Hip neighborhoods, Hebrew street art, an innovative food scene, and fast-paced nightlife converge in this laid-back coastal city.
A popular call on many Seabourn voyages, Tel Aviv serves as gateway to Jerusalem, Galilee, and other holy sites. Yet Israel’s second-largest metropolis and booming tech hub often gets overlooked – which is a shame, because visitors discover a warm, inviting city brimming with culture, color, and a zest for life. Here are nine reasons to take a deeper look at what The New York Times calls the “Mediterranean capital of cool.”
Bauhaus Bonanza – During the 1920s and 30s, a large number of European Jewish architects immigrated to Tel Aviv. These pioneers of Bauhaus – the German art movement that shaped our modernist era – created what would become the largest collection of Bauhaus-style buildings in the world. This so-called White City of Tel Aviv, designated a UNESCO World Heritage site, comprises more than 4,000 modernist structures defined by their asymmetrical design and use of geometric shapes with flat roofs, oversized balconies, and long, narrow windows. Many buildings have been restored to their former glory, and some of the finest examples can be found along the ficus-lined, and always lively, Rothschild Boulevard.
Coffee Buzz – Those same European migrants brought with them a vibrant cafe culture reminiscent of Vienna’s kaffeehäuser. Today Tel Aviv veritably hums with hundreds of coffee shops where locals come to talk shop, catch up with friends, or just check out the street action while sipping a cafe shachor (Hebrew for black coffee) or other favorite brew.
Neighborly ‘Hoods – Tel Aviv is a walker’s delight, so grab a cafe ha’fooch (Israeli latte) and head to the Neve Tzedek neighborhood, one of the city’s oldest. Its narrow, twisting streets have a hip, artsy vibe, and you can easily spend an afternoon admiring the Bougainvillea-draped houses and browsing the art galleries and eclectic shops. Florentin is another old district that is undergoing change; bohemian and multicultural.
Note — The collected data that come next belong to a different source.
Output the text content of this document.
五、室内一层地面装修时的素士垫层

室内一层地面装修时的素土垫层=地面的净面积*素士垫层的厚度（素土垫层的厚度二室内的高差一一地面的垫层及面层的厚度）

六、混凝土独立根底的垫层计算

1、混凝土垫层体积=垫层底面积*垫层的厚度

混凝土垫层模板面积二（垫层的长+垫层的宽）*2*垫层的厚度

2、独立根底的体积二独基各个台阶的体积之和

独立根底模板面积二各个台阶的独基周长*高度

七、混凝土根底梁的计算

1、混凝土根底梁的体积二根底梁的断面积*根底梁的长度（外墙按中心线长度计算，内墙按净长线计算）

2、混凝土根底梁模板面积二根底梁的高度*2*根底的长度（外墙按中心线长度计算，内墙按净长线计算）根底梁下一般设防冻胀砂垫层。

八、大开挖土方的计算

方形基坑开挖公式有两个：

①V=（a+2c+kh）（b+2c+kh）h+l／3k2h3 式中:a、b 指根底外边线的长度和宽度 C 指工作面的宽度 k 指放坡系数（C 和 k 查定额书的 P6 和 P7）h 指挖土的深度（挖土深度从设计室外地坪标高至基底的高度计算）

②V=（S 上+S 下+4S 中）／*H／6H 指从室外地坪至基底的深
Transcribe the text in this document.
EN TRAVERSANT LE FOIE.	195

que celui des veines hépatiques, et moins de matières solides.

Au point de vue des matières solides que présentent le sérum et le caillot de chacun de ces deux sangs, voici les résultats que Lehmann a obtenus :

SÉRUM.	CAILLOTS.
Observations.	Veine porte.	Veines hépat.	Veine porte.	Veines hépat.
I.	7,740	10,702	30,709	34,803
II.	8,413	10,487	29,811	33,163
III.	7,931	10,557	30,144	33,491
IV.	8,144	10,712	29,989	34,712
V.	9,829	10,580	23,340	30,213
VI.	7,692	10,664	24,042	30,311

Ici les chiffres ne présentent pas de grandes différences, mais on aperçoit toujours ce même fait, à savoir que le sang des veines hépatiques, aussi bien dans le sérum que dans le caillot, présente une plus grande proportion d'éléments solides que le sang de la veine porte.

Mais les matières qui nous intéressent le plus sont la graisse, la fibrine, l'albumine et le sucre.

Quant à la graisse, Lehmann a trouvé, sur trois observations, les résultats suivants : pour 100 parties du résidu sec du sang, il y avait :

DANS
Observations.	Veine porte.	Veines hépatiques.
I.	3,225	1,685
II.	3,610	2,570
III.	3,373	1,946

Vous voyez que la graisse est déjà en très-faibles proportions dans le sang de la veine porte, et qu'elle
Souk Hop – Florentin centers around the Levinsky Market, a cultural hub where Tel Avivians come to get their spices. It’s an intoxicating mix of exotic aromas, stacks of dried fruits and nuts, and tasty treats like flaky bourek pastries and feathery-light bizets (mélange kisses). Shuk Hacarmel or Carmel Market, Tel Aviv’s largest, is a mind-numbing maze of stalls hawking everything from farm-fresh produce to unique clothing, while the Nachalat Binyamin Market is the spot for jewelry, ceramics, and other unique souvenirs handcrafted by local artisans.
Local Flavor – Beyond its markets, Tel Aviv has emerged as the culinary mecca of the Middle East, where your dining choices range from chicken schnitzel to fresh seafood to dim sum. The city’s dynamic street food scene is legendary, and served as inspiration for celebrity chef Eyal Shani’s pita-centric Miznon chain; his fine-dining restaurant HaSalon is a favorite for locavores.
Gads of Graffiti – The writing is on the walls in southern Tel Aviv, known for its original and edgy street art. Written in Hebrew and unbounded by style or theme, the colorful, thought-provoking images are often permeated with a sense of ennui – although there are plenty of comical and “love is love” concept murals as well. Florentin’s streets and hidden alleyways are renowned for their provocative graffiti; you also can find great imagery in old Jaffa and along the beachfront.
Yay for Yafo – Speaking of Jaffa (Yafo in Hebrew), Tel Aviv’s ancient port district is a true charmer and must-do for any visitor. Spend some time meandering its winding, arched alleyways packed with boutiques, art galleries, and buzzy cafés. The area’s flea market, Shuk Hapishpeshim, is a great place to pick up authentic Middle Eastern antiques, kilim rugs, and other vintage treasures.
Beach Bounty – As the locals say, “Jerusalem prays while Tel Aviv plays” – and much of that play takes place along the city’s gorgeous beaches. There is a stretch of sand for everyone – from the ever-popular and well-known Hilton Beach to Gordon Beach with its many matkot (paddleball) players to Alma Beach, which has literally gone to the dogs. You can follow the seaside Tayelet (paved promenade) for nearly nine miles from north to south, soaking in the beaches’ different vibes and spectacular Mediterranean views.
Vibrant Nightlife – Considering a Seabourn cruise that begins or ends in Haifa, the port for Tel Aviv? Plan to spend a night or two so you can experience its famous nightlife. The “city that never sleeps” takes on a vibrant atmosphere after dark, with revelers spilling into the streets. Sip sundowners at a beachfront bar, sample Israeli wines at a cozy neighborhood wine bar, chill out over creative cocktails at a themed hipster lounge, and dance until the wee hours at an underground techno club.